Until a couple weeks ago, Noel Godin was relatively unknown in the United States. He's a 52-year-old Belgian film historian, actor ("The Sexual Life of the Belgians"), writer (Cream and Punishment) and "entarteur" (a Godin coinage that roughly translates as "encaker" or "pie-er"). Godin led the gang that gave to Bill Gates what so many of us only dream of - a big wet pie in the face. The attack took place at the entrance of Le Concert Noble on Arlon Street in Brussels and was widely reported in the press. Godin doesn't own a computer and didn't even know what a URL is. Godin stated that Bill Gates was chosen as a target "because in a way he is the master of the world, and then because he's offering his intelligence, his sharpened imagination and his power to the governments and to the world as it is today - that is to say gloomy, unjust and nauseating. He could have been a utopian, but he prefers being the lackey of the establishment. His power is effective and bigger than that of the leaders of the governments, who are only many-colored servants. So Bill Gates was at the top of our list of victims. The attack against him is symbolic, it's against hierarchical power itself. Our war cry was explicit: 'Let's pie! Let's pie the polluting lolly!'"
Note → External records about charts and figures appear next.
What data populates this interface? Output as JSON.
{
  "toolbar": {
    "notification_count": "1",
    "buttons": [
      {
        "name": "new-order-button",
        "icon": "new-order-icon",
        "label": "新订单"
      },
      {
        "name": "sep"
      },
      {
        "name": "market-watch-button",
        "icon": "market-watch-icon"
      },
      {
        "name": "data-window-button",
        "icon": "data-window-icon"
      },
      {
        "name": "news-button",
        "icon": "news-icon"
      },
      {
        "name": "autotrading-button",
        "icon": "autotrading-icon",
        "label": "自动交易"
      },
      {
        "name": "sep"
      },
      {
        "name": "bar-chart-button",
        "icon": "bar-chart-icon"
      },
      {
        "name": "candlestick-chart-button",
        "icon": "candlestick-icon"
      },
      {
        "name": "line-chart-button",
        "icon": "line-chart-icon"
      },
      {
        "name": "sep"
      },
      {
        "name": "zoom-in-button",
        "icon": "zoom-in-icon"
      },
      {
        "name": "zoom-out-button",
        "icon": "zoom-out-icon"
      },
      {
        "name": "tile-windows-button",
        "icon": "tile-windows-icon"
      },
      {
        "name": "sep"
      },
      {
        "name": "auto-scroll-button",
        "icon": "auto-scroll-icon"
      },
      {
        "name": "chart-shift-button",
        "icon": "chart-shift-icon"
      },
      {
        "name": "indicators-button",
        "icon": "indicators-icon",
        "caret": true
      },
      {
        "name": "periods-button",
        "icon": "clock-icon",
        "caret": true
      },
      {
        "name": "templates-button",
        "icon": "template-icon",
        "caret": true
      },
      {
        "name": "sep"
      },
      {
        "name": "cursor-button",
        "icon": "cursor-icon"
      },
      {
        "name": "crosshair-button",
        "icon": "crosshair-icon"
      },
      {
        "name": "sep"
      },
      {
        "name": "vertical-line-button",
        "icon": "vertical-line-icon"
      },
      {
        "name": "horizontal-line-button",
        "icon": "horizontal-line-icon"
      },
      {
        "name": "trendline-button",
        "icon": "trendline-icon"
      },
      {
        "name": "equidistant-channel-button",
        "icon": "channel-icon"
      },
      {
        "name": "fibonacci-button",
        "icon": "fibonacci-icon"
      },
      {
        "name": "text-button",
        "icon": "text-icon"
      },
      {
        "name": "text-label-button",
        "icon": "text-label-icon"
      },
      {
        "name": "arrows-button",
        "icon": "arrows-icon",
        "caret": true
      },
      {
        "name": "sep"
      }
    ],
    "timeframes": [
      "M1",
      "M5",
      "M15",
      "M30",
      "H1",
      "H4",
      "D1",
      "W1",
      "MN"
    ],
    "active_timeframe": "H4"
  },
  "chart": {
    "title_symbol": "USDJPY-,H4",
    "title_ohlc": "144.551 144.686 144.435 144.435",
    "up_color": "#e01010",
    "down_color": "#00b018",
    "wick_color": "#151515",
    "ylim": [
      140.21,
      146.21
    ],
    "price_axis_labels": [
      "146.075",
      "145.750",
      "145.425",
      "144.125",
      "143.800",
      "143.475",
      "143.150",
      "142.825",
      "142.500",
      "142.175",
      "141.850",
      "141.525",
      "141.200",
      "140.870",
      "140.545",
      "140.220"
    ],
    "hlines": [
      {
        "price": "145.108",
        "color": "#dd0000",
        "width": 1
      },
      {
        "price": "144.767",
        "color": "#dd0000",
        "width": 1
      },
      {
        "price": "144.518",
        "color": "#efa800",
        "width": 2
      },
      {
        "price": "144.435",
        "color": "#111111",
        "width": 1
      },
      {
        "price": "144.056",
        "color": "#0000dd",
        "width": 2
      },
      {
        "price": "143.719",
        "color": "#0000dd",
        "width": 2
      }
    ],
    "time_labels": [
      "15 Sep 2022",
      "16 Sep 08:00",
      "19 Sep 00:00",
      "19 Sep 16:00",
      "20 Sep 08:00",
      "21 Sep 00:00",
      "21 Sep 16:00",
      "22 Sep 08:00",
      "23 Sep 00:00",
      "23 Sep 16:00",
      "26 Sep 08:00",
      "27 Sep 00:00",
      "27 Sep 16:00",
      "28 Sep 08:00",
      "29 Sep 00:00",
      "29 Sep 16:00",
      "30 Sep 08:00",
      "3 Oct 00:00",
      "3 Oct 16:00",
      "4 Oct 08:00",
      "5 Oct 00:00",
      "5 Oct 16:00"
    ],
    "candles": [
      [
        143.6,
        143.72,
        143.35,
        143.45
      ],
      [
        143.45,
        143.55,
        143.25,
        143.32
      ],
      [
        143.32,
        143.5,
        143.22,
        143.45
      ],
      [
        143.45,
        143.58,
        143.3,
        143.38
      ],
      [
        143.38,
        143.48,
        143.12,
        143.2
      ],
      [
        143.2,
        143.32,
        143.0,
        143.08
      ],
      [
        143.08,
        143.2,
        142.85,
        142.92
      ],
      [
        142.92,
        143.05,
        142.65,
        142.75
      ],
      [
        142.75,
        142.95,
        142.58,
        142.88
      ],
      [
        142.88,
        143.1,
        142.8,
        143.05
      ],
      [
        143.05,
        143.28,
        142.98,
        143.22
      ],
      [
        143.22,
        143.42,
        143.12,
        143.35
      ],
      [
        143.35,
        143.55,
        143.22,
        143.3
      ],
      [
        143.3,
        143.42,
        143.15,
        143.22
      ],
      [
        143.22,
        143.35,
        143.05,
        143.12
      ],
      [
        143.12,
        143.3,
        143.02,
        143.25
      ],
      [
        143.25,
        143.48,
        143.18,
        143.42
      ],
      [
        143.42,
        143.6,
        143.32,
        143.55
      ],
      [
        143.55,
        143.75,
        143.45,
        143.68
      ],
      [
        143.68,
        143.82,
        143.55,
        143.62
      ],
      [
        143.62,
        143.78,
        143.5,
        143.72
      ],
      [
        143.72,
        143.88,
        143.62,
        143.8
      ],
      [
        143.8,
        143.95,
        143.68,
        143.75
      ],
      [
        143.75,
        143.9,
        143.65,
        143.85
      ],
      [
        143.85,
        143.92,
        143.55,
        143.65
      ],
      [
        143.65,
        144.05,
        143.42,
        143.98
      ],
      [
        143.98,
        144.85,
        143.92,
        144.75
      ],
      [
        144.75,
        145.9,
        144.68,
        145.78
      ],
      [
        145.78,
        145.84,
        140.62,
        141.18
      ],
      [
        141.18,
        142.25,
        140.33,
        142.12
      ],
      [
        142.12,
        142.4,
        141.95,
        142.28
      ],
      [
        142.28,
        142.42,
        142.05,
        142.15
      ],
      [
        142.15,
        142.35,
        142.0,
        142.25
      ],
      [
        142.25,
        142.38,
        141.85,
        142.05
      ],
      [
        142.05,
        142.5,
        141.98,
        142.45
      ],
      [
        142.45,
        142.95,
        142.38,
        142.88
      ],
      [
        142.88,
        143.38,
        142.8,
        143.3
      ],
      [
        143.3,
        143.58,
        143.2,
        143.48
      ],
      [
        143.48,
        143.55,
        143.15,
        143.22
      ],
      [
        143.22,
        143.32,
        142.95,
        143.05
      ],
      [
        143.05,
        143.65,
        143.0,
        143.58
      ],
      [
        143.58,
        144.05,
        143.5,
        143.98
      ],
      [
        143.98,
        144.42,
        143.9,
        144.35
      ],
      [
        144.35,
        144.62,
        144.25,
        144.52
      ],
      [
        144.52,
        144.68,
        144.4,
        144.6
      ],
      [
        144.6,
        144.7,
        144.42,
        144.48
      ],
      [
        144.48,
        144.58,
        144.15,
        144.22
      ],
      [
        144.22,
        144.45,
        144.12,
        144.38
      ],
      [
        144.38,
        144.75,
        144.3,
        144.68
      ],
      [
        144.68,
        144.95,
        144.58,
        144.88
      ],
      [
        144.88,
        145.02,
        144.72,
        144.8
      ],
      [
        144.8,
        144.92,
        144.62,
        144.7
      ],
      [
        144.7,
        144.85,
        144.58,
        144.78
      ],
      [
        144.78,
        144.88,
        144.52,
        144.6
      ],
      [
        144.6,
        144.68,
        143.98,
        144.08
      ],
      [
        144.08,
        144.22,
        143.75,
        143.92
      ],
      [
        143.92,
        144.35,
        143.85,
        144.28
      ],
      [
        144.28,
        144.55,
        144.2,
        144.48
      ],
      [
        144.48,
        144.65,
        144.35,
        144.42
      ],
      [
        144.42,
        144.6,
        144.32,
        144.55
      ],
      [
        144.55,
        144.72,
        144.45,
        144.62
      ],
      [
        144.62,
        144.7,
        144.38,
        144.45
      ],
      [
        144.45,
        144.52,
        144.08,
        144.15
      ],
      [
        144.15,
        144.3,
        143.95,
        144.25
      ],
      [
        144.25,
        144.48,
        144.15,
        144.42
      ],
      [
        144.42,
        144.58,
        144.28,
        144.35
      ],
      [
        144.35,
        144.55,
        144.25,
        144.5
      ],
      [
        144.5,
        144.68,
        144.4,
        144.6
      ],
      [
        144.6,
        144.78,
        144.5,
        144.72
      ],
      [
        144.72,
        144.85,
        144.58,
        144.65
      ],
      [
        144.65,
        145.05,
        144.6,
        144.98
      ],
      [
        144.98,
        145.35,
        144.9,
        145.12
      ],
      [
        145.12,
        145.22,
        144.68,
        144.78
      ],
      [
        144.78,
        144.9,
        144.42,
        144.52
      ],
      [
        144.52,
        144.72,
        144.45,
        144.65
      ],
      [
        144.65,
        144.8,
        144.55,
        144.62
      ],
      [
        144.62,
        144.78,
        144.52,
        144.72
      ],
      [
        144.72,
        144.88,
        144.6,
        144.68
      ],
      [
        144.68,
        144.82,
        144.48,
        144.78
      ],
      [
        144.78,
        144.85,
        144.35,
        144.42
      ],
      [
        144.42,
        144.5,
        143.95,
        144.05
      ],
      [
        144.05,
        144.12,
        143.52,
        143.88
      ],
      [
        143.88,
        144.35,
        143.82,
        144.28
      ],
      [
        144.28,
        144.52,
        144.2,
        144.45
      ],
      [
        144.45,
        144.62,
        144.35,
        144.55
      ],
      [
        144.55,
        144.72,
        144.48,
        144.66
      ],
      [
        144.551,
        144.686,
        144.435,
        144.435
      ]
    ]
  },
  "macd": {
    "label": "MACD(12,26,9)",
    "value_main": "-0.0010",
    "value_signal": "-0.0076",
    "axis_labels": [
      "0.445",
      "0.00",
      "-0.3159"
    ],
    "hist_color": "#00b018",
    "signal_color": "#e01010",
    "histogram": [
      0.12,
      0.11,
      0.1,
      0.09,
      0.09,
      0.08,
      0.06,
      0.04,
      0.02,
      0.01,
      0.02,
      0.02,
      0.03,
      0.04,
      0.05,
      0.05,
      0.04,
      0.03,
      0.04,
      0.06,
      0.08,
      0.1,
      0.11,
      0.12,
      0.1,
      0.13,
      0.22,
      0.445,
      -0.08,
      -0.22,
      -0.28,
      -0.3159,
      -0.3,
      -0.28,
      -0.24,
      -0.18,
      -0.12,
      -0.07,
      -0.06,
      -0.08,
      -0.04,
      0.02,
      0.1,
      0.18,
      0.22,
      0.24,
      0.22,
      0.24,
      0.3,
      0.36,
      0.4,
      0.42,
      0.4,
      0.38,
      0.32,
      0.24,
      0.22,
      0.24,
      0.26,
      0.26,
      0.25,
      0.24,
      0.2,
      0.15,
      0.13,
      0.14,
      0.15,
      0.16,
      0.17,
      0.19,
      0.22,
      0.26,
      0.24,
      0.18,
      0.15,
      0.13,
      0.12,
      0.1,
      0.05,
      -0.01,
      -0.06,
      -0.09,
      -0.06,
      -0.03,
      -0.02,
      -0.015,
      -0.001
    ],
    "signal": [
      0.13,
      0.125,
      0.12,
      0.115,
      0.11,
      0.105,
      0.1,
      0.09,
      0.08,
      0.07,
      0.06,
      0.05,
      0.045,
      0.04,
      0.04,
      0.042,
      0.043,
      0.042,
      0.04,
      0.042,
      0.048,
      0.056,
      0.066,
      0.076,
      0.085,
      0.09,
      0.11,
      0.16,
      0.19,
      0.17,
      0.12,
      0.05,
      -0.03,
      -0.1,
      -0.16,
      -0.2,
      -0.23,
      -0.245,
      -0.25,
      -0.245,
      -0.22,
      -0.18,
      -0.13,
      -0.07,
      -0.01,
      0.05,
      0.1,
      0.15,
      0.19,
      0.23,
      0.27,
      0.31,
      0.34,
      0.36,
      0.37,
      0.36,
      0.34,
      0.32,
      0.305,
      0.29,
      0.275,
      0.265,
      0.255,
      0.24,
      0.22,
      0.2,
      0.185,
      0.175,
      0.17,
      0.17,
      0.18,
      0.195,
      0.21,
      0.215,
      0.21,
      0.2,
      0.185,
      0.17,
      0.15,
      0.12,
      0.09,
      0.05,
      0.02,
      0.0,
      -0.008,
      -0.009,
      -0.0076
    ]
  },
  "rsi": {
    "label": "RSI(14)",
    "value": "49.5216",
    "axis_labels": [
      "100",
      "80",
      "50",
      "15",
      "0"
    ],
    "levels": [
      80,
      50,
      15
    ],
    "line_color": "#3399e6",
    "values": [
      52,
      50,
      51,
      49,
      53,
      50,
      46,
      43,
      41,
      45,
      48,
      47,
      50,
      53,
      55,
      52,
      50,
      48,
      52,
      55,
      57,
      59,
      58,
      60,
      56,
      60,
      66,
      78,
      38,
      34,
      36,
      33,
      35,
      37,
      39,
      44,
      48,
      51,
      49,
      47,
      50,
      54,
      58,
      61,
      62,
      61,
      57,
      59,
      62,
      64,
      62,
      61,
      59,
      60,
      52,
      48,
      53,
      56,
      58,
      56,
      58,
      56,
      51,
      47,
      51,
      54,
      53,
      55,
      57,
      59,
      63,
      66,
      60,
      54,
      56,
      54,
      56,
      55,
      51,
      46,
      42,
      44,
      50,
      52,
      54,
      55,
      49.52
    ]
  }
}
Patrick Moore also received his "just desserts" recently when a rogue environmentalist splattered a cream pie upon his head. The pie-ing occurred at the University of British Columbia at the end of a debate with Joe Foy of the Western Canada Wilderness Committee. Why was he deserving of such treatment, you may ask. For too long now, Moore, a Greenpeace- founder-turned-logging-industry apologist, has fed the people of British Columbia a steady stream of bullshit about what goes on in the forest. Included in Moore's mythology are the ideas that: the clearcutting of old-growth forests has nothing to do with the habitat loss of the grizzly bear; all the forest critters love clearcuts and logging roads; those who are concerned about watershed logging are overreacting to a bit of mud in the water; and the forest industry can continue indefinitely under the present system of clearcutting and tree farms. The applause that the pie-ing received should be sufficient to let Patrick know that there are many who don't buy his crap.
An animal-rights activist was arrested recently for throwing a pie in the face of John E. Pepper, the CEO of Procter and Gamble, during an awards ceremony at the Hyatt in the town square of Columbus, Ohio. Melynda Duval of Virginia, a member of People for the Ethical Treatment of Animals, pied Pepper over Procter and Gamble's tortuous animal tests. She was charged with disrupting a lawful meeting, a fourth-degree misdemeanor. Pepper was struck while receiving the Governor's Award from Governor George Voinovich at a banquet of the Ohio Newspaper Association.